Jak informuje policja, mężczyzna uciekł ze szpitala w Nowym Sączu pod koniec marca. Okazało się, że pojechał do domu taksówką, po drodze robiąc jeszcze zakupy na stacji paliw. Na koniec kursu poinformował zszokowanego kierowcę, że jest zakażony koronawirusem.
Po nieodpowiedzialnego pacjenta przyjechali policjanci i ratownicy. - Zachowując wszelkie środki ostrożności, po założeniu niezbędnych środków ochrony, policjanci i ratownicy medyczni weszli do mieszkania mężczyzny. Ten nie miał zamiaru wykonywać poleceń, zachowywał się wulgarnie i agresywnie, groził zarażeniem, pluł na policjantów i ratowników. Po interwencji został przewieziony na oddział zakaźny szpitala - mówi Sebastian Gleń, rzecznik małopolskiej policji.
Zarzuty
W minioną niedzielę mężczyzna znów usiłował opuścić szpitalny oddział. Na miejsce wezwano policję. Pacjent miał znów znieważać interweniujących mundurowych. Według policji, kierował wobec nich groźby i zachowywał się agresywnie. Wyszedł ze szpitala, gdy okazało się, że nie jest zakażony koronawirusem.

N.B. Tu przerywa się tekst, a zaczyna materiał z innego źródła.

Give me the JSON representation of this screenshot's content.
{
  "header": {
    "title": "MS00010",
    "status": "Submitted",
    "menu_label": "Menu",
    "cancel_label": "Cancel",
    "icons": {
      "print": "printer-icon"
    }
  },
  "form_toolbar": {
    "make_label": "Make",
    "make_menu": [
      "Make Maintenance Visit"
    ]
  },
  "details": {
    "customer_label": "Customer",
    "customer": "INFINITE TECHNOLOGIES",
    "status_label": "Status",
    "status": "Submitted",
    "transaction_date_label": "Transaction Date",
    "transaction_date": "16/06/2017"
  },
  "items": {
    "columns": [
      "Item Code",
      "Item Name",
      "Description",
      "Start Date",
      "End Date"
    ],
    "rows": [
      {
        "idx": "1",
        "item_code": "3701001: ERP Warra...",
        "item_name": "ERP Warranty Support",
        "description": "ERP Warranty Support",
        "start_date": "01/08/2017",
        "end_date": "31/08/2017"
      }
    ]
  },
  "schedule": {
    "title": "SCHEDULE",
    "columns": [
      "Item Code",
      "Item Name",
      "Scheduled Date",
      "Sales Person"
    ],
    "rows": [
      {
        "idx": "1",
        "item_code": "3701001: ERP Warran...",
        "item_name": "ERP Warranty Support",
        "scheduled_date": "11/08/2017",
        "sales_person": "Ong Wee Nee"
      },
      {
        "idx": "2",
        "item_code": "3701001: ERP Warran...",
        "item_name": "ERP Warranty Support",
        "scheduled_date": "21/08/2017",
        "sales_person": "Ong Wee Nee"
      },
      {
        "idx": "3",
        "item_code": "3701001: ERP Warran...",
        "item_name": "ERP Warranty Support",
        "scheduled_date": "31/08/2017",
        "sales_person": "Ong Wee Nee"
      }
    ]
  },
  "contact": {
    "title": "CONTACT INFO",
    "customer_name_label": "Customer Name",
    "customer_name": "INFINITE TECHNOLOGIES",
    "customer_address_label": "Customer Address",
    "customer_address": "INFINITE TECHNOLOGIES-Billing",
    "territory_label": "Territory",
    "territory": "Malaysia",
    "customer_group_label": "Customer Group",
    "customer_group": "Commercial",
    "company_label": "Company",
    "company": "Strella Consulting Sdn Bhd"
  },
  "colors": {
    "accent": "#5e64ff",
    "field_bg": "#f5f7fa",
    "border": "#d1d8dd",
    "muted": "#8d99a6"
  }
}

Na tym jednak sprawa się nie skończyła. W Komendzie Miejskiej Policji w Nowym Sączu mężczyzna usłyszał zarzuty: narażenia innych osób na niebezpieczeństwo utraty życia albo ciężki uszczerbek na zdrowiu, naruszenia nietykalności cielesnej oraz znieważenia funkcjonariuszy, zmuszania ich przemocą i groźbą bezprawną do zaniechania czynności służbowych. Grozi mu za to kara do 4,5 roku więzienia.
Prokuratura skierowała wniosek o aresztowanie mężczyzny. Sąd przychylił się do tego wniosku i zastosował wobec niego dwumiesięczny tymczasowy areszt.